Hello All,
I just came in this old thread by following a link...
I use the folowing ruby script (conv.rb) to convert Gutenberg txt files to simple html:
Code:
#!/usr/bin/ruby
txt = IO.read(ARGV[0])
txt.gsub!(/\r/,'')
parts = txt.split(/\n\n\n\n/)
parts.shift
parts.pop
$stderr.print "%s: bytes=%d, parts=%d\n" % [ARGV[0], txt.size, parts.size]

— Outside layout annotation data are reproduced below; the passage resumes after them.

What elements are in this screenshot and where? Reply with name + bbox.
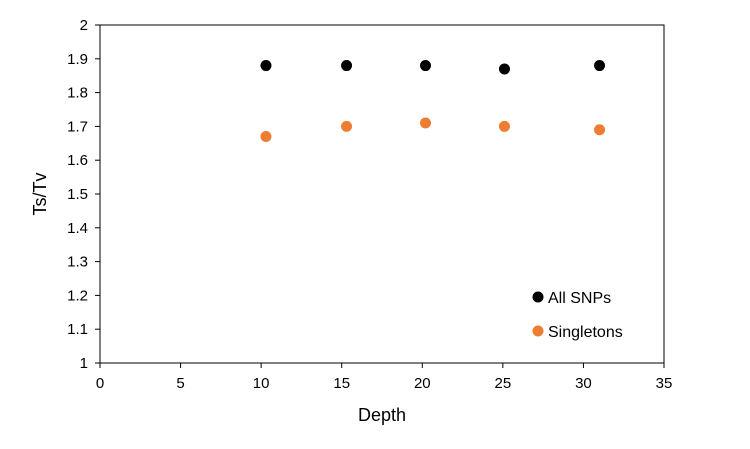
y-tick-label: 1 [80,355,88,372]
x-tick-label: 10 [253,375,270,392]
point-all-snps [594,60,606,72]
y-tick-label: 1.7 [67,118,88,135]
legend-marker-singletons [532,325,544,337]
point-singletons [420,117,432,129]
point-all-snps [420,60,432,72]
x-tick-label: 30 [575,375,592,392]
y-axis: 1 1.1 1.2 1.3 1.4 1.5 1.6 1.7 1.8 1.9 2 [67,17,100,372]
y-tick-label: 1.8 [67,85,88,102]
legend: All SNPs Singletons [532,290,623,341]
x-tick-label: 15 [333,375,350,392]
legend-label-all-snps: All SNPs [548,290,611,307]
x-axis-title: Depth [358,405,406,425]
y-tick-label: 1.2 [67,287,88,304]
y-axis-title: Ts/Tv [30,173,50,216]
data-points [260,60,606,143]
point-singletons [594,124,606,136]
point-singletons [341,120,353,132]
point-singletons [260,131,272,143]
x-tick-label: 0 [96,375,104,392]
x-tick-label: 20 [414,375,431,392]
point-all-snps [260,60,272,72]
plot-area [99,24,665,364]
point-singletons [498,120,510,132]
y-tick-label: 1.5 [67,186,88,203]
legend-marker-all-snps [532,291,544,303]
legend-label-singletons: Singletons [548,324,623,341]
x-tick-label: 35 [656,375,673,392]
y-tick-label: 1.9 [67,51,88,68]
point-all-snps [341,60,353,72]
y-tick-label: 1.3 [67,254,88,271]
x-axis: 0 5 10 15 20 25 30 35 [96,363,673,392]
y-tick-label: 1.1 [67,321,88,338]
x-tick-label: 5 [176,375,184,392]
y-tick-label: 1.4 [67,220,88,237]
point-all-snps [498,63,510,75]
y-tick-label: 2 [80,17,88,34]
y-tick-label: 1.6 [67,152,88,169]
x-tick-label: 25 [495,375,512,392]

print "<html>\n<head><title>#{ARGV[0]}</title></head>\n<body>\n"
parts.each do |part|
pars = part.split(/\n\n+/)
head = pars.shift
print "<h1>#{head}</h1>\n"
pars.each do |par|
par.gsub!(/\[\d+\].+/, '')
par.gsub!(/_(.*?)_/m, '<i>\1</i>')
print "<p>#{par}</p>\n"
end
end
After converting you can convert it to a nice custom pdf (with toc) with html2pdf:
Code:
ruby conv.rb xxx.txt >xxx.html
htmldoc -f xxx.pdf --header "" --footer "" --top 3mm --bottom 1mm --left 1mm --right 1mm --size 12x15cm xxx.html
You might have to experiment a bit with the script for optimal results (depending on the exact text lay-out)...
Hope this helps somebody